As they make their way back towards the LZ the creature continues to stalk them; first Paul, then Yamata stay behind in order to delay the creature as long as possible and allow the others to gain more ground towards the extraction point. Finally, Gruber decides to make a stand at a river’s edge, sending Jonas to escort Dr. Suzuki the rest of the way back towards the extraction point. Covering himself with mud in an effort to camouflage himself Gruber soon realizes that the creature— which at this point finally appears in full view instead of as a shimmering outline or under the cover of active camouflage—-can’t see him. Gruber utilizes this to get the drop on the beast— a knockdown, drag out fight ensues and finally ends with Gruber successfully killing the hunter. Badly wounded in the process, Gruber stumbles into the river, where he is washed downstream to a local village and ultimately rescued by a search party lead by Dr. Suzuki and Jonas. The movie ends with a shot of a ship containing several more of the hunters entering orbit around earth, indicating that these creatures will continue to plague humanity.

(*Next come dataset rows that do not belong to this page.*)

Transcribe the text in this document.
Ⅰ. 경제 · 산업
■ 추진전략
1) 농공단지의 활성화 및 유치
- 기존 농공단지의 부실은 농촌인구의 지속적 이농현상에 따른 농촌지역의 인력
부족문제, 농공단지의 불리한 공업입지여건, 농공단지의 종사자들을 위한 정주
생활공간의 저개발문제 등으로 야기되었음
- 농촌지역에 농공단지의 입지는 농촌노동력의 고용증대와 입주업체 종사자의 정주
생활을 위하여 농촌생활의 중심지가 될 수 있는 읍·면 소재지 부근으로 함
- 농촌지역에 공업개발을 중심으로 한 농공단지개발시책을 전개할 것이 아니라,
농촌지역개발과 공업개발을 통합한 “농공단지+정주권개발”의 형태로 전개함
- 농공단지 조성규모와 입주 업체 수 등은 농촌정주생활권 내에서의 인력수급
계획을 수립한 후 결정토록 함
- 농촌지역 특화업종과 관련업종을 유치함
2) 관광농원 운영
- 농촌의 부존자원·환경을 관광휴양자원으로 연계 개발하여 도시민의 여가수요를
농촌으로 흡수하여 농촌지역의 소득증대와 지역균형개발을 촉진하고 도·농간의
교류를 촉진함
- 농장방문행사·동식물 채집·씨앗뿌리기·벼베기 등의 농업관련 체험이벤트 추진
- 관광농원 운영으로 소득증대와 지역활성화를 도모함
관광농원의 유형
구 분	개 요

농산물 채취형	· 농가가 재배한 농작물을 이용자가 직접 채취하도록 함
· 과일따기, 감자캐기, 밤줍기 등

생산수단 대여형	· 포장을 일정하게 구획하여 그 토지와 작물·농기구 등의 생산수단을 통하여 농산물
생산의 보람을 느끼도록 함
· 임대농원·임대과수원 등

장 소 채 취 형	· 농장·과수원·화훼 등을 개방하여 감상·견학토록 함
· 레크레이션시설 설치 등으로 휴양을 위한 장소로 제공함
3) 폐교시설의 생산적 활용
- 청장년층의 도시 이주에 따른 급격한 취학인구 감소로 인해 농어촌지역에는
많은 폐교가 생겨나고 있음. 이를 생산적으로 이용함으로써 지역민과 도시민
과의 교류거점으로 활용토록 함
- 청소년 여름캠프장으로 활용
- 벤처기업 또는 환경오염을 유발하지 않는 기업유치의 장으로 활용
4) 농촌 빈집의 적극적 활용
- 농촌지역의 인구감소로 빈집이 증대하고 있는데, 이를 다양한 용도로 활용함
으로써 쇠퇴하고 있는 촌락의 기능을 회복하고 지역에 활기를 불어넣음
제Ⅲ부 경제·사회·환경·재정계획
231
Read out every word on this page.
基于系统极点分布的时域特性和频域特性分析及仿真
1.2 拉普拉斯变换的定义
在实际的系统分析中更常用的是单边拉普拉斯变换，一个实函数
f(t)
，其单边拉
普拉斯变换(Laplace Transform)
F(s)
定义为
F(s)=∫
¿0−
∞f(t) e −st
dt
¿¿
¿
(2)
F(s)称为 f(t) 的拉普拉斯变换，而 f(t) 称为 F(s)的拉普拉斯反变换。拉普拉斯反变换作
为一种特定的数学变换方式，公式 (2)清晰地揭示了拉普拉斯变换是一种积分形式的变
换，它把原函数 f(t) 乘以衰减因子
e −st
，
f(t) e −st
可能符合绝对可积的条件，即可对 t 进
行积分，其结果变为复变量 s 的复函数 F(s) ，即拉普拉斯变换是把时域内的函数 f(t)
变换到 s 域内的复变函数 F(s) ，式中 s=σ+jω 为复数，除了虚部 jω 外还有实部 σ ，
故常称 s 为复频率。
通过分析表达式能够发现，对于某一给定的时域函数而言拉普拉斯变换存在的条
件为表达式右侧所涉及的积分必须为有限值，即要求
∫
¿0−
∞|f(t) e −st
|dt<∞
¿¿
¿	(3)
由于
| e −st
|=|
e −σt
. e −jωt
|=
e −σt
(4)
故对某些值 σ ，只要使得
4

Jaeger saw great box office success both in Germany and internationally; the English language dub, known as
Predator, would become ome of the mostly widely viewed German films in North America ever.
Jaeger would spawn four direct sequels and a whole host of other similar films and novels over the course of the next twenty years and even today is still one of the most widely known pop culture success stories to emerge from German cinema.